For more than half a century, the gentle folk of the NSW Gun Club have been popping away at clay pigeons on their 50-plus acres at Terry Hills. It’s a perfectly harmless pastime, an Olympic sport no less. The little clay Frisbee targets feel not a thing.

In the early 1950s, Terry Hills was well outside Sydney. It’s now on the city’s northern fringe, but still in a semi-rural acreage sort of environment, albeit with a ritzy golf club through the trees and across the road.

You might think anyone buying near a gun club would expect to hear shotguns fired. They might well be able to acquire land in the district a little cheaper than otherwise thanks to that. But funnily enough, after buying in, some of the locals apparently don’t want the club to keep doing what it’s always done.

Such people aren’t NIMBYs, they’re the much worse, they are NIYOBYs (Not In Your Own Back Yard).

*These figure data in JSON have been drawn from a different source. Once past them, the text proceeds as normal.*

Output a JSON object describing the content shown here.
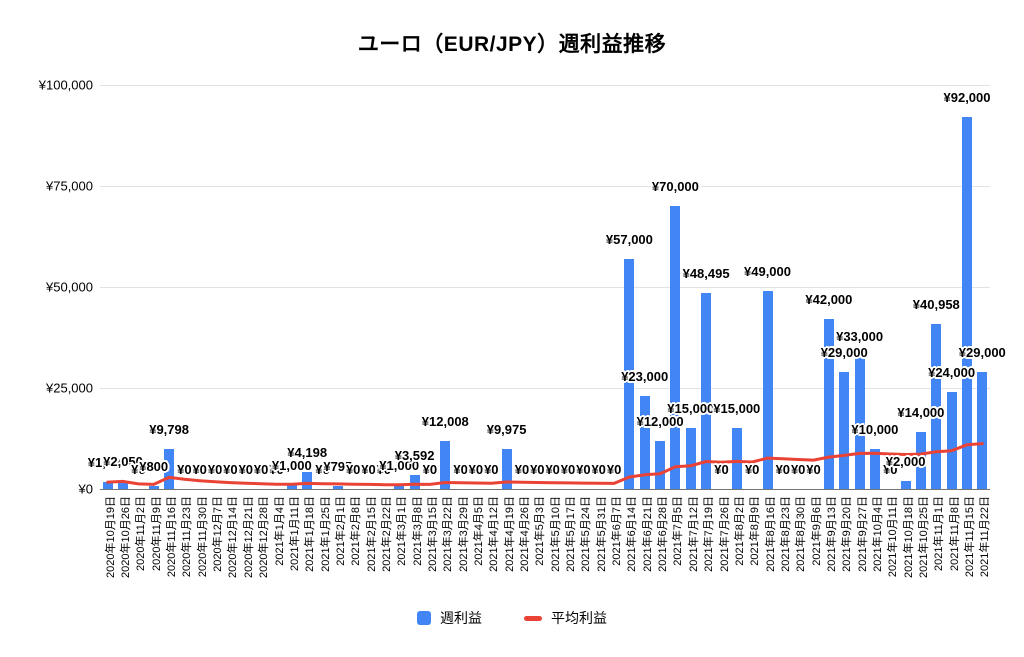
{
  "title": "ユーロ（EUR/JPY）週利益推移",
  "legend": {
    "weekly_profit": "週利益",
    "average_profit": "平均利益"
  },
  "colors": {
    "bar": "#4285F4",
    "line": "#EA4335",
    "grid": "#e2e2e2",
    "axis": "#757575",
    "text": "#000000",
    "background": "#ffffff"
  },
  "y_axis": {
    "tick_labels": [
      "¥0",
      "¥25,000",
      "¥50,000",
      "¥75,000",
      "¥100,000"
    ]
  },
  "chart_data": {
    "type": "bar",
    "title": "ユーロ（EUR/JPY）週利益推移",
    "xlabel": "",
    "ylabel": "",
    "ylim": [
      0,
      100000
    ],
    "grid": true,
    "legend_position": "bottom",
    "currency": "JPY",
    "data_label_format": "¥#,##0 shown above each bar",
    "y_ticks": {
      "labels": [
        "¥0",
        "¥25,000",
        "¥50,000",
        "¥75,000",
        "¥100,000"
      ],
      "values": [
        0,
        25000,
        50000,
        75000,
        100000
      ]
    },
    "categories": [
      "2020年10月19日",
      "2020年10月26日",
      "2020年11月2日",
      "2020年11月9日",
      "2020年11月16日",
      "2020年11月23日",
      "2020年11月30日",
      "2020年12月7日",
      "2020年12月14日",
      "2020年12月21日",
      "2020年12月28日",
      "2021年1月4日",
      "2021年1月11日",
      "2021年1月18日",
      "2021年1月25日",
      "2021年2月1日",
      "2021年2月8日",
      "2021年2月15日",
      "2021年2月22日",
      "2021年3月1日",
      "2021年3月8日",
      "2021年3月15日",
      "2021年3月22日",
      "2021年3月29日",
      "2021年4月5日",
      "2021年4月12日",
      "2021年4月19日",
      "2021年4月26日",
      "2021年5月3日",
      "2021年5月10日",
      "2021年5月17日",
      "2021年5月24日",
      "2021年5月31日",
      "2021年6月7日",
      "2021年6月14日",
      "2021年6月21日",
      "2021年6月28日",
      "2021年7月5日",
      "2021年7月12日",
      "2021年7月19日",
      "2021年7月26日",
      "2021年8月2日",
      "2021年8月9日",
      "2021年8月16日",
      "2021年8月23日",
      "2021年8月30日",
      "2021年9月6日",
      "2021年9月13日",
      "2021年9月20日",
      "2021年9月27日",
      "2021年10月4日",
      "2021年10月11日",
      "2021年10月18日",
      "2021年10月25日",
      "2021年11月1日",
      "2021年11月8日",
      "2021年11月15日",
      "2021年11月22日"
    ],
    "series": [
      {
        "name": "週利益",
        "type": "bar",
        "color": "#4285F4",
        "values": [
          1700,
          2050,
          0,
          800,
          9798,
          0,
          0,
          0,
          0,
          0,
          0,
          0,
          1000,
          4198,
          0,
          795,
          0,
          0,
          0,
          1000,
          3592,
          0,
          12008,
          0,
          0,
          0,
          9975,
          0,
          0,
          0,
          0,
          0,
          0,
          0,
          57000,
          23000,
          12000,
          70000,
          15000,
          48495,
          0,
          15000,
          0,
          49000,
          0,
          0,
          0,
          42000,
          29000,
          33000,
          10000,
          0,
          2000,
          14000,
          40958,
          24000,
          92000,
          29000
        ]
      },
      {
        "name": "平均利益",
        "type": "line",
        "color": "#EA4335",
        "derivation": "cumulative average of 週利益",
        "values": [
          1700,
          1875,
          1250,
          1138,
          2870,
          2391,
          2050,
          1794,
          1594,
          1435,
          1304,
          1196,
          1181,
          1396,
          1303,
          1271,
          1197,
          1130,
          1071,
          1067,
          1187,
          1133,
          1606,
          1539,
          1478,
          1421,
          1738,
          1676,
          1618,
          1564,
          1513,
          1466,
          1422,
          1380,
          2969,
          3525,
          3754,
          5498,
          5741,
          6810,
          6644,
          6843,
          6684,
          7646,
          7476,
          7313,
          7158,
          7884,
          8314,
          8808,
          8832,
          8662,
          8536,
          8637,
          9225,
          9489,
          10936,
          11248
        ]
      }
    ]
  }
}
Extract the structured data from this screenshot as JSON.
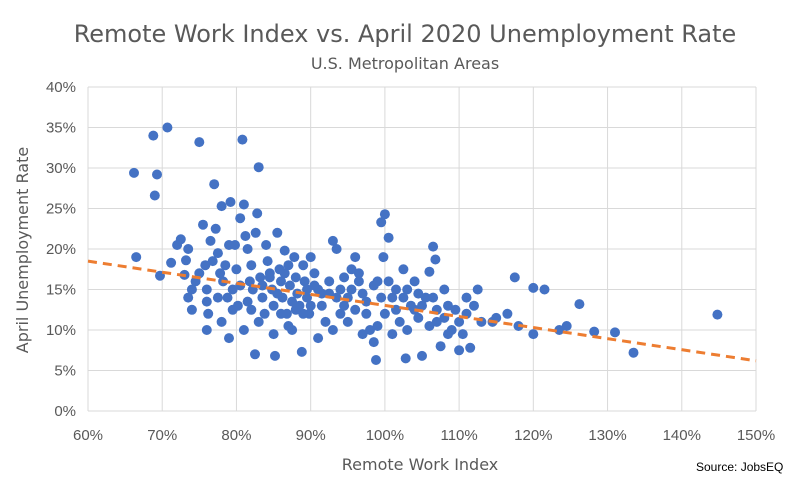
{
  "chart_data": {
    "type": "scatter",
    "title": "Remote Work Index vs. April 2020 Unemployment Rate",
    "subtitle": "U.S. Metropolitan Areas",
    "xlabel": "Remote Work Index",
    "ylabel": "April Unemployment Rate",
    "source": "Source: JobsEQ",
    "xlim": [
      0.6,
      1.5
    ],
    "ylim": [
      0,
      0.4
    ],
    "x_ticks": [
      0.6,
      0.7,
      0.8,
      0.9,
      1.0,
      1.1,
      1.2,
      1.3,
      1.4,
      1.5
    ],
    "x_tick_labels": [
      "60%",
      "70%",
      "80%",
      "90%",
      "100%",
      "110%",
      "120%",
      "130%",
      "140%",
      "150%"
    ],
    "y_ticks": [
      0,
      0.05,
      0.1,
      0.15,
      0.2,
      0.25,
      0.3,
      0.35,
      0.4
    ],
    "y_tick_labels": [
      "0%",
      "5%",
      "10%",
      "15%",
      "20%",
      "25%",
      "30%",
      "35%",
      "40%"
    ],
    "grid": true,
    "legend": "none",
    "point_color": "#4472C4",
    "trendline": {
      "type": "linear",
      "x": [
        0.6,
        1.5
      ],
      "y": [
        0.185,
        0.062
      ],
      "color": "#ED7D31",
      "style": "dashed"
    },
    "points": [
      [
        0.662,
        0.294
      ],
      [
        0.665,
        0.19
      ],
      [
        0.688,
        0.34
      ],
      [
        0.69,
        0.266
      ],
      [
        0.693,
        0.292
      ],
      [
        0.707,
        0.35
      ],
      [
        0.697,
        0.167
      ],
      [
        0.712,
        0.183
      ],
      [
        0.72,
        0.205
      ],
      [
        0.725,
        0.212
      ],
      [
        0.73,
        0.168
      ],
      [
        0.732,
        0.186
      ],
      [
        0.735,
        0.2
      ],
      [
        0.735,
        0.14
      ],
      [
        0.74,
        0.15
      ],
      [
        0.745,
        0.16
      ],
      [
        0.75,
        0.332
      ],
      [
        0.75,
        0.17
      ],
      [
        0.755,
        0.23
      ],
      [
        0.758,
        0.18
      ],
      [
        0.76,
        0.15
      ],
      [
        0.762,
        0.12
      ],
      [
        0.765,
        0.21
      ],
      [
        0.768,
        0.185
      ],
      [
        0.77,
        0.28
      ],
      [
        0.772,
        0.225
      ],
      [
        0.775,
        0.195
      ],
      [
        0.778,
        0.17
      ],
      [
        0.78,
        0.253
      ],
      [
        0.782,
        0.16
      ],
      [
        0.785,
        0.18
      ],
      [
        0.788,
        0.14
      ],
      [
        0.79,
        0.205
      ],
      [
        0.792,
        0.258
      ],
      [
        0.795,
        0.15
      ],
      [
        0.798,
        0.205
      ],
      [
        0.8,
        0.175
      ],
      [
        0.802,
        0.13
      ],
      [
        0.805,
        0.238
      ],
      [
        0.808,
        0.335
      ],
      [
        0.81,
        0.255
      ],
      [
        0.812,
        0.216
      ],
      [
        0.815,
        0.2
      ],
      [
        0.818,
        0.16
      ],
      [
        0.82,
        0.18
      ],
      [
        0.822,
        0.15
      ],
      [
        0.825,
        0.07
      ],
      [
        0.826,
        0.22
      ],
      [
        0.828,
        0.244
      ],
      [
        0.83,
        0.301
      ],
      [
        0.832,
        0.165
      ],
      [
        0.835,
        0.14
      ],
      [
        0.838,
        0.12
      ],
      [
        0.84,
        0.205
      ],
      [
        0.842,
        0.185
      ],
      [
        0.845,
        0.17
      ],
      [
        0.848,
        0.15
      ],
      [
        0.85,
        0.13
      ],
      [
        0.852,
        0.068
      ],
      [
        0.855,
        0.22
      ],
      [
        0.858,
        0.175
      ],
      [
        0.86,
        0.16
      ],
      [
        0.862,
        0.14
      ],
      [
        0.865,
        0.198
      ],
      [
        0.868,
        0.12
      ],
      [
        0.87,
        0.18
      ],
      [
        0.872,
        0.155
      ],
      [
        0.875,
        0.1
      ],
      [
        0.878,
        0.19
      ],
      [
        0.88,
        0.165
      ],
      [
        0.882,
        0.145
      ],
      [
        0.885,
        0.13
      ],
      [
        0.888,
        0.073
      ],
      [
        0.89,
        0.18
      ],
      [
        0.892,
        0.16
      ],
      [
        0.895,
        0.14
      ],
      [
        0.898,
        0.12
      ],
      [
        0.9,
        0.19
      ],
      [
        0.905,
        0.17
      ],
      [
        0.91,
        0.15
      ],
      [
        0.915,
        0.13
      ],
      [
        0.92,
        0.11
      ],
      [
        0.925,
        0.16
      ],
      [
        0.93,
        0.21
      ],
      [
        0.935,
        0.2
      ],
      [
        0.94,
        0.15
      ],
      [
        0.945,
        0.13
      ],
      [
        0.95,
        0.14
      ],
      [
        0.955,
        0.175
      ],
      [
        0.96,
        0.19
      ],
      [
        0.965,
        0.16
      ],
      [
        0.97,
        0.145
      ],
      [
        0.975,
        0.12
      ],
      [
        0.98,
        0.1
      ],
      [
        0.985,
        0.085
      ],
      [
        0.988,
        0.063
      ],
      [
        0.99,
        0.16
      ],
      [
        0.995,
        0.233
      ],
      [
        0.998,
        0.19
      ],
      [
        1.0,
        0.243
      ],
      [
        1.005,
        0.214
      ],
      [
        1.01,
        0.14
      ],
      [
        1.015,
        0.125
      ],
      [
        1.02,
        0.11
      ],
      [
        1.025,
        0.175
      ],
      [
        1.028,
        0.065
      ],
      [
        1.03,
        0.15
      ],
      [
        1.035,
        0.13
      ],
      [
        1.04,
        0.16
      ],
      [
        1.045,
        0.115
      ],
      [
        1.05,
        0.068
      ],
      [
        1.055,
        0.14
      ],
      [
        1.06,
        0.172
      ],
      [
        1.065,
        0.203
      ],
      [
        1.068,
        0.187
      ],
      [
        1.07,
        0.125
      ],
      [
        1.075,
        0.08
      ],
      [
        1.08,
        0.15
      ],
      [
        1.085,
        0.13
      ],
      [
        1.09,
        0.1
      ],
      [
        1.1,
        0.075
      ],
      [
        1.105,
        0.095
      ],
      [
        1.11,
        0.12
      ],
      [
        1.115,
        0.078
      ],
      [
        1.125,
        0.15
      ],
      [
        1.13,
        0.11
      ],
      [
        1.15,
        0.115
      ],
      [
        1.165,
        0.12
      ],
      [
        1.175,
        0.165
      ],
      [
        1.18,
        0.105
      ],
      [
        1.2,
        0.152
      ],
      [
        1.2,
        0.095
      ],
      [
        1.215,
        0.15
      ],
      [
        1.235,
        0.1
      ],
      [
        1.245,
        0.105
      ],
      [
        1.262,
        0.132
      ],
      [
        1.282,
        0.098
      ],
      [
        1.31,
        0.097
      ],
      [
        1.335,
        0.072
      ],
      [
        1.448,
        0.119
      ],
      [
        0.76,
        0.1
      ],
      [
        0.78,
        0.11
      ],
      [
        0.79,
        0.09
      ],
      [
        0.81,
        0.1
      ],
      [
        0.83,
        0.11
      ],
      [
        0.85,
        0.095
      ],
      [
        0.87,
        0.105
      ],
      [
        0.89,
        0.12
      ],
      [
        0.91,
        0.09
      ],
      [
        0.93,
        0.1
      ],
      [
        0.95,
        0.11
      ],
      [
        0.97,
        0.095
      ],
      [
        0.99,
        0.105
      ],
      [
        1.01,
        0.095
      ],
      [
        1.03,
        0.1
      ],
      [
        1.06,
        0.105
      ],
      [
        1.08,
        0.115
      ],
      [
        1.1,
        0.11
      ],
      [
        0.775,
        0.14
      ],
      [
        0.795,
        0.125
      ],
      [
        0.815,
        0.135
      ],
      [
        0.835,
        0.155
      ],
      [
        0.855,
        0.145
      ],
      [
        0.875,
        0.135
      ],
      [
        0.895,
        0.15
      ],
      [
        0.915,
        0.145
      ],
      [
        0.935,
        0.14
      ],
      [
        0.955,
        0.15
      ],
      [
        0.975,
        0.135
      ],
      [
        0.995,
        0.14
      ],
      [
        1.015,
        0.15
      ],
      [
        1.045,
        0.145
      ],
      [
        1.065,
        0.14
      ],
      [
        1.095,
        0.125
      ],
      [
        1.12,
        0.13
      ],
      [
        1.145,
        0.11
      ],
      [
        0.74,
        0.125
      ],
      [
        0.76,
        0.135
      ],
      [
        0.82,
        0.125
      ],
      [
        0.86,
        0.12
      ],
      [
        0.88,
        0.125
      ],
      [
        0.9,
        0.13
      ],
      [
        0.94,
        0.12
      ],
      [
        0.96,
        0.125
      ],
      [
        1.0,
        0.12
      ],
      [
        1.04,
        0.125
      ],
      [
        1.07,
        0.11
      ],
      [
        1.085,
        0.095
      ],
      [
        0.805,
        0.155
      ],
      [
        0.845,
        0.165
      ],
      [
        0.865,
        0.17
      ],
      [
        0.905,
        0.155
      ],
      [
        0.925,
        0.145
      ],
      [
        0.945,
        0.165
      ],
      [
        0.965,
        0.17
      ],
      [
        0.985,
        0.155
      ],
      [
        1.005,
        0.16
      ],
      [
        1.025,
        0.14
      ],
      [
        1.05,
        0.13
      ],
      [
        1.11,
        0.14
      ]
    ]
  }
}
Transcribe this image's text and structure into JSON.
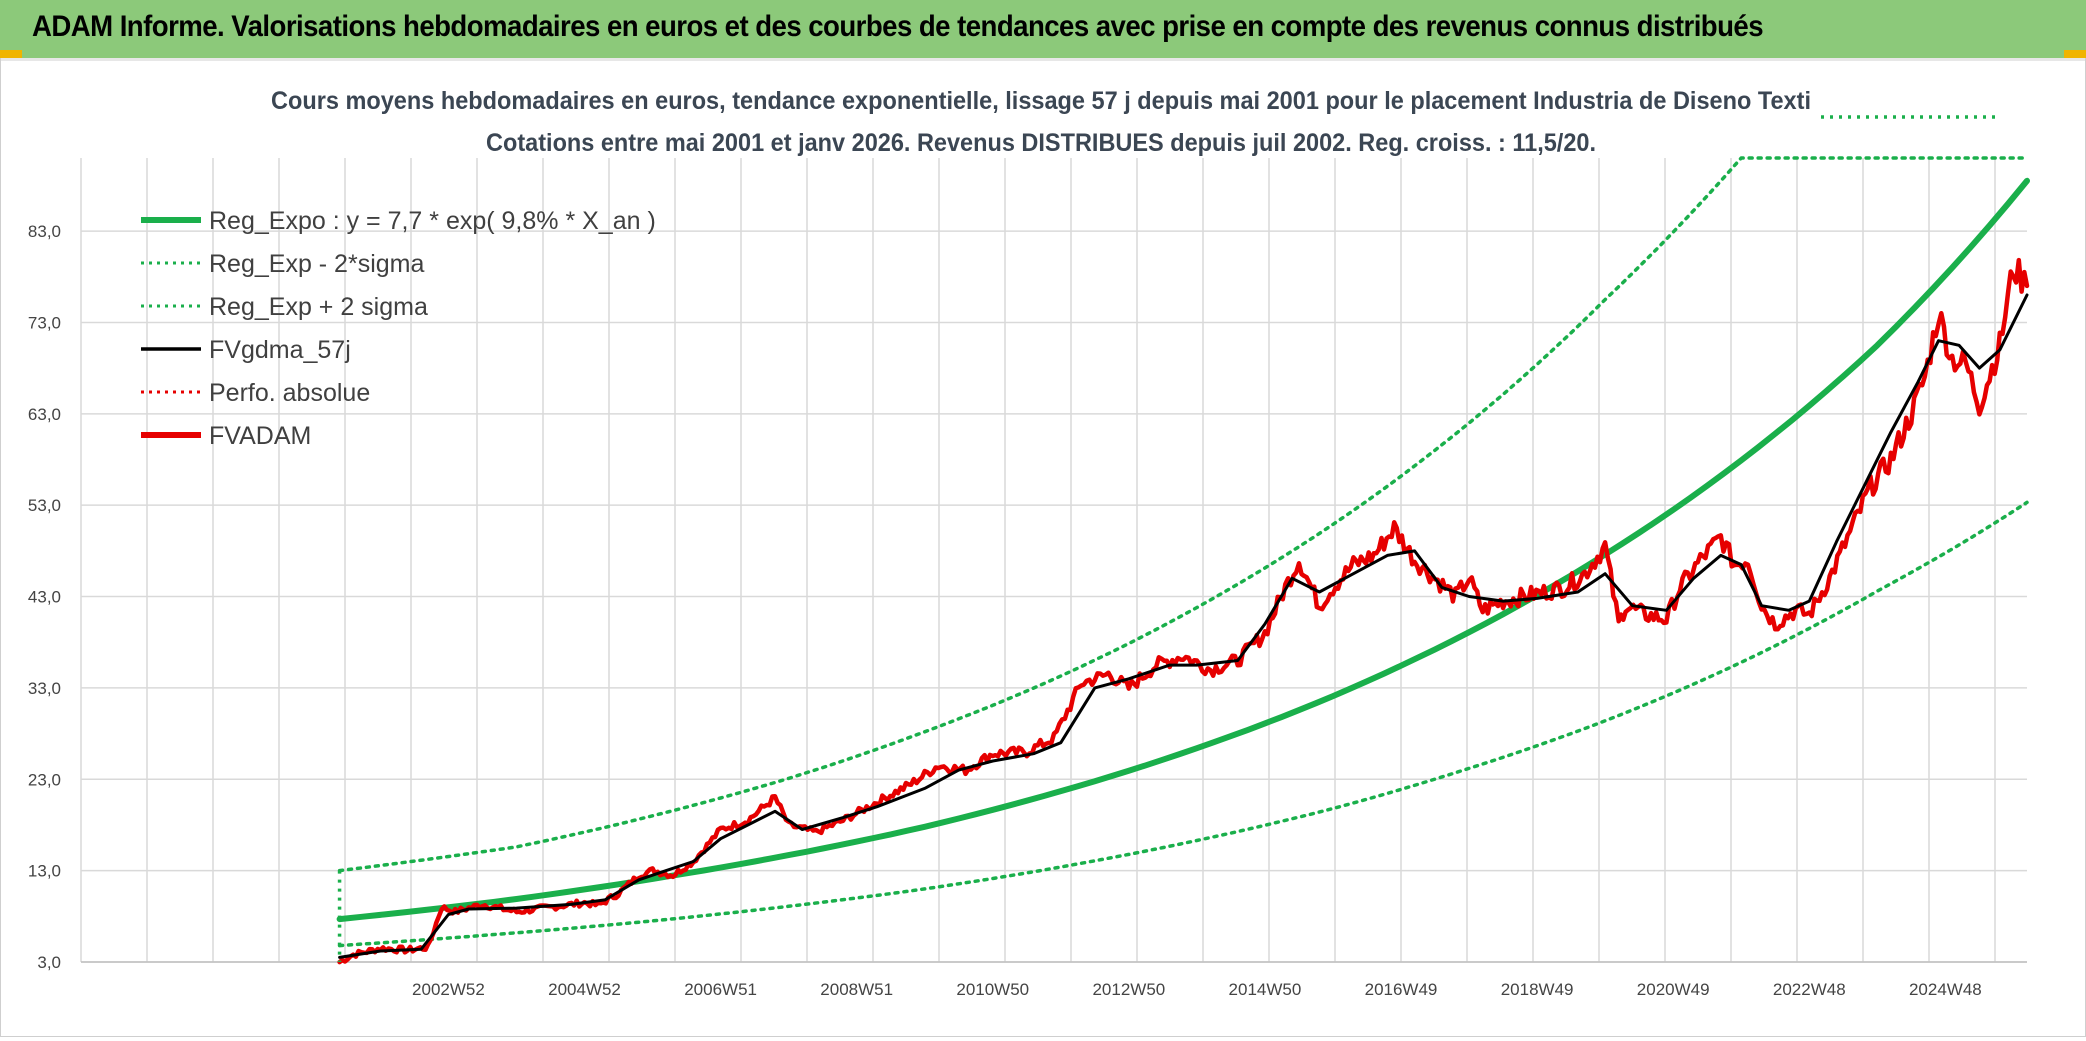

The highly dubious NSW government, displaying all the judgement and principle we’ve come to expect, has cut the NSW Gun Club back to just two firing days a week, Wednesdays and Saturdays, with a couple of extra days a year for special events if they’re lucky. Remember, these are restrictions placed on the club’s own land, out in the sticks, with prior use going back more than half a century.

It’s enough to make me apply for membership of the club and have a go at trap shooting – a much healthier pursuit than computer games.

And it’s given me a party to vote for in the Upper House: The Shooters Party.